“I hate Chinese! It is the toughest subject! I wish I could drop it.”
Does this sound familiar to you? If your child is struggling with Chinese, rest assured that they are not alone. Not every student is linguistically-inclined, but is it possible to turn a chore into something enjoyable?
Here in Singapore, we pride ourselves in being a multilingual nation. Learning one’s own mother tongue has been incorporated seamlessly into our school curriculum, where children are taught a second language from as early as kindergarten. Students of Chinese ethnicity will typically learn Mandarin Chinese as their second language. If they excel in it, they can potentially opt to take Chinese as a double first language, together with English.
However, even though most students are no stranger to learning a second language, it is not uncommon to find students who are averse to it. Perhaps it is the way mother tongues have been forced upon the curriculum to unwilling students, or perhaps it is the stress of taking three or four other subjects in addition to Chinese. Whatever the reason, the pool of students facing difficulties in their mother tongue has always been there. As a helpless parent on the side-lines, you may be wondering if there is anything you can do to help your child regain an interest in Chinese. Well, you are not alone. As educators of a tuition agency in Singapore, we have continuously asked ourselves: how can we cultivate an appreciation for Chinese in our students?
Why Study Chinese?
Mother tongue has been made mandatory for most Singaporean students, not least because it helps to bridge the gap between the older generations and the younger. In Singapore, we can hear Chinese spoken every day at our local mama shops and hawker centres. However, Chinese is also key to gaining leverage in the rapidly expanding business world. As one of the major players in the global economic field, China is an important figure when it comes to dealing in today’s businesses. The ability to understand and speak Chinese is highly sought-after in many companies that are looking to expand internationally. People of all ethnicities have taken to learning Chinese given China’s rise in economic power. Here, we are extremely fortunate to have the opportunity to learn Chinese from as young as preschool, and to study it throughout our schooling years. For students looking to equip themselves with relevant skills for the workforce, speaking Chinese should be a topmost priority.

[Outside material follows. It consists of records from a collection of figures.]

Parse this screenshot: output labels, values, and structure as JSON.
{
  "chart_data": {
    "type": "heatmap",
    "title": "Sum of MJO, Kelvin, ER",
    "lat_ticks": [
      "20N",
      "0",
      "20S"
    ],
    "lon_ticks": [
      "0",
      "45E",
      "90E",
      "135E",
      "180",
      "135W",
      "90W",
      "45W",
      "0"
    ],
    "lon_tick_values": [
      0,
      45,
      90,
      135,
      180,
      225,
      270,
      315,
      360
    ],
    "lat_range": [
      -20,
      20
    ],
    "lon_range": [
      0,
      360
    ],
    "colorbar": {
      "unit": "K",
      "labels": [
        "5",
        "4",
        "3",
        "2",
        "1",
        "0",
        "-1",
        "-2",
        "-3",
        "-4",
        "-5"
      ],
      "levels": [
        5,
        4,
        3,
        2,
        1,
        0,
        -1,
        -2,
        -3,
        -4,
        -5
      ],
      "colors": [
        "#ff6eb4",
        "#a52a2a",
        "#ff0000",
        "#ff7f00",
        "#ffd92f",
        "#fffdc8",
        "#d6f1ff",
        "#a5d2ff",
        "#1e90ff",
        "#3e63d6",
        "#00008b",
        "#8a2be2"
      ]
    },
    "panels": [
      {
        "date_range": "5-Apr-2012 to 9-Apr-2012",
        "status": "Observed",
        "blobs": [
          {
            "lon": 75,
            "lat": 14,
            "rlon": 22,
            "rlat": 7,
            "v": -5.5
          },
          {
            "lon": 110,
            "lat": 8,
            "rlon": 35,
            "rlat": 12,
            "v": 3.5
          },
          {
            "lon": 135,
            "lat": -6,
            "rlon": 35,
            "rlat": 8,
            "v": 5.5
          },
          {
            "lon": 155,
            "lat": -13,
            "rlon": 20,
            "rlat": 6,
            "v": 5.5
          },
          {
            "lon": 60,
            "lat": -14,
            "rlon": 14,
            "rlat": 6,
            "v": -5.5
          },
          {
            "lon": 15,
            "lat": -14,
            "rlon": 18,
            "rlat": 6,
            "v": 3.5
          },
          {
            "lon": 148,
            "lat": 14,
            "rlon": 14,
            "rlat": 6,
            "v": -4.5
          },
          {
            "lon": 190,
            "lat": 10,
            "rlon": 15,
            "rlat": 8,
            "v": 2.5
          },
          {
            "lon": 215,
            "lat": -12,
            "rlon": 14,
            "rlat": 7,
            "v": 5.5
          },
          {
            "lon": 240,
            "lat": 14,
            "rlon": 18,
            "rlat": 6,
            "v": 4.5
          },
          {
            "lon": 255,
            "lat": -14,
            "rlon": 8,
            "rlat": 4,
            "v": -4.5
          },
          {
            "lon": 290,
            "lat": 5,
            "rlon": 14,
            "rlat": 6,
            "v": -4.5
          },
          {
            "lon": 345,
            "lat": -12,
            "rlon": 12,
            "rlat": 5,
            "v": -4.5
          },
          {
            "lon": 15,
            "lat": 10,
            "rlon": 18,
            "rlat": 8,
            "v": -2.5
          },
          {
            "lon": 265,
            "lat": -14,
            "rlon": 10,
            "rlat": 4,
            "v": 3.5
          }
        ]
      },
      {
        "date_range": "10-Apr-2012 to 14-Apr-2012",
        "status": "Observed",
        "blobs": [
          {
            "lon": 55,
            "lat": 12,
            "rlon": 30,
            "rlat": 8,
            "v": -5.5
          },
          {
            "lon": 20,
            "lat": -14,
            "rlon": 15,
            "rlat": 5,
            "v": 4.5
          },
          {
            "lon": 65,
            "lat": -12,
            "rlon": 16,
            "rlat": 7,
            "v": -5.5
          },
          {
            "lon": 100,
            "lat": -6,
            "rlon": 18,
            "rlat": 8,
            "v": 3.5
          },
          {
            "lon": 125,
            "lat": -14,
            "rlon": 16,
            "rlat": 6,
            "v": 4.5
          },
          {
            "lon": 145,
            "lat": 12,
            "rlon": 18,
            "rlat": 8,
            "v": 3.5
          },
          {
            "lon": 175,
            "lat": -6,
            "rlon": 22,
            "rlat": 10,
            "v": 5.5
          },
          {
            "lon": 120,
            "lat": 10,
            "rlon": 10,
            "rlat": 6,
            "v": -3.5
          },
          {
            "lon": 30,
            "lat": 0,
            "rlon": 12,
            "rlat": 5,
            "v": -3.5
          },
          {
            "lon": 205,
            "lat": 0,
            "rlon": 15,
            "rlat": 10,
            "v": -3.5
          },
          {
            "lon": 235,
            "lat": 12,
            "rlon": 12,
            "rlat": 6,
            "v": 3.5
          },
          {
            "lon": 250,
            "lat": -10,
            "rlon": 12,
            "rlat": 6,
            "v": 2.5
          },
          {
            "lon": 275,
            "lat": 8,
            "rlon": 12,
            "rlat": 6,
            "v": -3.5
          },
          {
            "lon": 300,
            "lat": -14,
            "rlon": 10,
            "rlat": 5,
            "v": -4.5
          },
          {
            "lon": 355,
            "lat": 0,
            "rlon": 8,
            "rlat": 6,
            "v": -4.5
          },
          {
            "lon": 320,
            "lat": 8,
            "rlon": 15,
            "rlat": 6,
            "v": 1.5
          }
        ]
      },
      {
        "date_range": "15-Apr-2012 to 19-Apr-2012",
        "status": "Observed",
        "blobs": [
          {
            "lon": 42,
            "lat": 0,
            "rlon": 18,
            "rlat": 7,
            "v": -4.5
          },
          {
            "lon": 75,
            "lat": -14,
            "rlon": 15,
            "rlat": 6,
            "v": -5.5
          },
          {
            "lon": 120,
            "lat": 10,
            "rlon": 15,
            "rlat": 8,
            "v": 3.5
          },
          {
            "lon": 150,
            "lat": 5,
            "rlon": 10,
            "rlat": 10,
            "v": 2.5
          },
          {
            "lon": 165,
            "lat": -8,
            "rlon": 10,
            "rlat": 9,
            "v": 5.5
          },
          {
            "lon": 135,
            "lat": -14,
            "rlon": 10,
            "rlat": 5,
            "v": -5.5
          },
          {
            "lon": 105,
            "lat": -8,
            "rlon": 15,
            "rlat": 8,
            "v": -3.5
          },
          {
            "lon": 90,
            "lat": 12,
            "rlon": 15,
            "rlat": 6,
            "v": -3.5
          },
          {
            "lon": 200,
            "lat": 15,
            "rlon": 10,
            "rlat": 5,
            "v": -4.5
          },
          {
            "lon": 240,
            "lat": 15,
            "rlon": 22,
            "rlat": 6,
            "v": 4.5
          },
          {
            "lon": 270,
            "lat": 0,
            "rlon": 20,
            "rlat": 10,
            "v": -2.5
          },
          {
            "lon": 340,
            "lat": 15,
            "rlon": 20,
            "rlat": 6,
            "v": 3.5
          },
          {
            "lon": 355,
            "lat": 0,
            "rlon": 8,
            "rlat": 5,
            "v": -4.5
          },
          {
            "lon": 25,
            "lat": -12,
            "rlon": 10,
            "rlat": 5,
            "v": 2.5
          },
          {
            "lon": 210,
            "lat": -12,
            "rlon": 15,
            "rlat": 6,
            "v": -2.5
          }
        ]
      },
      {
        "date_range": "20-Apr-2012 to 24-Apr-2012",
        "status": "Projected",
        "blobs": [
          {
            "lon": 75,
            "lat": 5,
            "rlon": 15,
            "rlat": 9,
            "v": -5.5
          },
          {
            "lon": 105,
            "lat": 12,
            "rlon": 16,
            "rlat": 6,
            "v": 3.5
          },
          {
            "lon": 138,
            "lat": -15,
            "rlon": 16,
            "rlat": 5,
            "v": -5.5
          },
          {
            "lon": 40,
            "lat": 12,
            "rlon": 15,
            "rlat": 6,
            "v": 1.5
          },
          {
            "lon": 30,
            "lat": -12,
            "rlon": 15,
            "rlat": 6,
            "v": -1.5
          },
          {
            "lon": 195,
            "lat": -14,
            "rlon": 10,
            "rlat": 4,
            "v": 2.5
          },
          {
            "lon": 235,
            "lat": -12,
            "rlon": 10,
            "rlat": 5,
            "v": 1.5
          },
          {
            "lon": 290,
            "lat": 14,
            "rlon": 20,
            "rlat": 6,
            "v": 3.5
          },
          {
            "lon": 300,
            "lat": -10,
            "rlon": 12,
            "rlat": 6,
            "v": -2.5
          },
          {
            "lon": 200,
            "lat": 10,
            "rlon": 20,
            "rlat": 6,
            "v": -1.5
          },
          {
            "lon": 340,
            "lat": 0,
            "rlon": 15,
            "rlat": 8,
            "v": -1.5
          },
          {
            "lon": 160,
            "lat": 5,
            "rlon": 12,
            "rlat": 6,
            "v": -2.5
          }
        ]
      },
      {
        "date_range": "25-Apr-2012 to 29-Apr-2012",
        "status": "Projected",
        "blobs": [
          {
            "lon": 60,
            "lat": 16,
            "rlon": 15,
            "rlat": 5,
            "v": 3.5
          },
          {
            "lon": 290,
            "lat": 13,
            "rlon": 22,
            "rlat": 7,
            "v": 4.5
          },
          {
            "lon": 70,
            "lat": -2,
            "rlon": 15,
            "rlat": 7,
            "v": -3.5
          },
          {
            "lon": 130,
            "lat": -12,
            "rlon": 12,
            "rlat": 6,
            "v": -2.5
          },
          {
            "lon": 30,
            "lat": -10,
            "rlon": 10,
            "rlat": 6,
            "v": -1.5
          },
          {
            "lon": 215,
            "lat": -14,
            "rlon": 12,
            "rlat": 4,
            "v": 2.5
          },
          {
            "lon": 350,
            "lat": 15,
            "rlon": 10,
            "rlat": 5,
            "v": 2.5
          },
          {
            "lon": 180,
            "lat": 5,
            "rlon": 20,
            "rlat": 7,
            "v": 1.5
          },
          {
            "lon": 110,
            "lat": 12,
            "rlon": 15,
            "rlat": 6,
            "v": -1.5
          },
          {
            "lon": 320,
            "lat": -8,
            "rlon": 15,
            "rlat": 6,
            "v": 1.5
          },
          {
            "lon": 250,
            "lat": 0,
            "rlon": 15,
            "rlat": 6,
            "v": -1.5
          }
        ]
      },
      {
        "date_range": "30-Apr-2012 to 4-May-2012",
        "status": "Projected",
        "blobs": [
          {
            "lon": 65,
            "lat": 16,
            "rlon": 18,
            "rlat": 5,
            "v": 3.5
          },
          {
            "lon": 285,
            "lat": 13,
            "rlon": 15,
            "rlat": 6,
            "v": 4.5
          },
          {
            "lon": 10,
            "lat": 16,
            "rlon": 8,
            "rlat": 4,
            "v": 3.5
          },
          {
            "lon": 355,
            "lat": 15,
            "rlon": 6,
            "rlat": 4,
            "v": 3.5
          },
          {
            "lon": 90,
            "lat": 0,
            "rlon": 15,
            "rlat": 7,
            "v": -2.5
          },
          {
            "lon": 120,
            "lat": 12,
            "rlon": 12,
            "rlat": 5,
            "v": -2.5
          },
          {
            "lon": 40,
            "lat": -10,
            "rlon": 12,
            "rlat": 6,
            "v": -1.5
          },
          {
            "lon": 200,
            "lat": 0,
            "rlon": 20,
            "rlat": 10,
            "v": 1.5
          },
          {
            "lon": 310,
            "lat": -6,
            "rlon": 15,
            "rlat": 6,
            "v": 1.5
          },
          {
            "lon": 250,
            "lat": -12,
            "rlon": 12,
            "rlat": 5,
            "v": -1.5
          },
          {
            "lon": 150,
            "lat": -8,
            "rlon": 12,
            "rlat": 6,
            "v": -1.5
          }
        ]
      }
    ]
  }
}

Additionally, taking Chinese, especially at higher levels, can reward students with better placements in their desired schools. For instance, by scoring well in higher Chinese in their PSLE or O-level examinations, students can be given priority to enrol in selected top secondary schools or junior colleges. As the playing field only gets more and more competitive, students will need every edge they can get to enrol in the school of their dreams.
Exposing Your Child to Chinese
We believe that early exposure to a language plays an important part in getting a child interested in the language and makes it easier for them to pick it up. Studies have shown that teaching a child a second language in their preschool years activates a linguistic part of their brain, and thus they will have an easier time even picking up additional languages when they are older.
Exposure to Chinese can be as simple as tuning in to Chinese radio stations when your child is around. Try reading them some story books in Chinese, playing Chinese games, and singing Chinese songs with them. If you are feeling creative, you can even make some flash cards with simple Chinese phrases to quiz your child! Need a little inspiration? There are plenty of fun applets created just to teach young children Chinese. You can try some educational games out with your child!
If your child is having trouble coping with Chinese in school, you could also try signing them up for primary school Chinese tuition. Tuition has the advantage of putting your child in the hands of a professional geared towards results, so you can be sure that those red grades will see an improvement. Chinese tuition does not have to be dry and boring – with the right teacher and classmates, tuition lessons can turn into fun sessions that your child will be begging you to take them to!
While it is always best to teach a child a new language from as young as possible, do not worry if your child is older and has been missing out on some of these opportunities. It is better to be late than never – now is as good a time as any to start exposing your child to Chinese!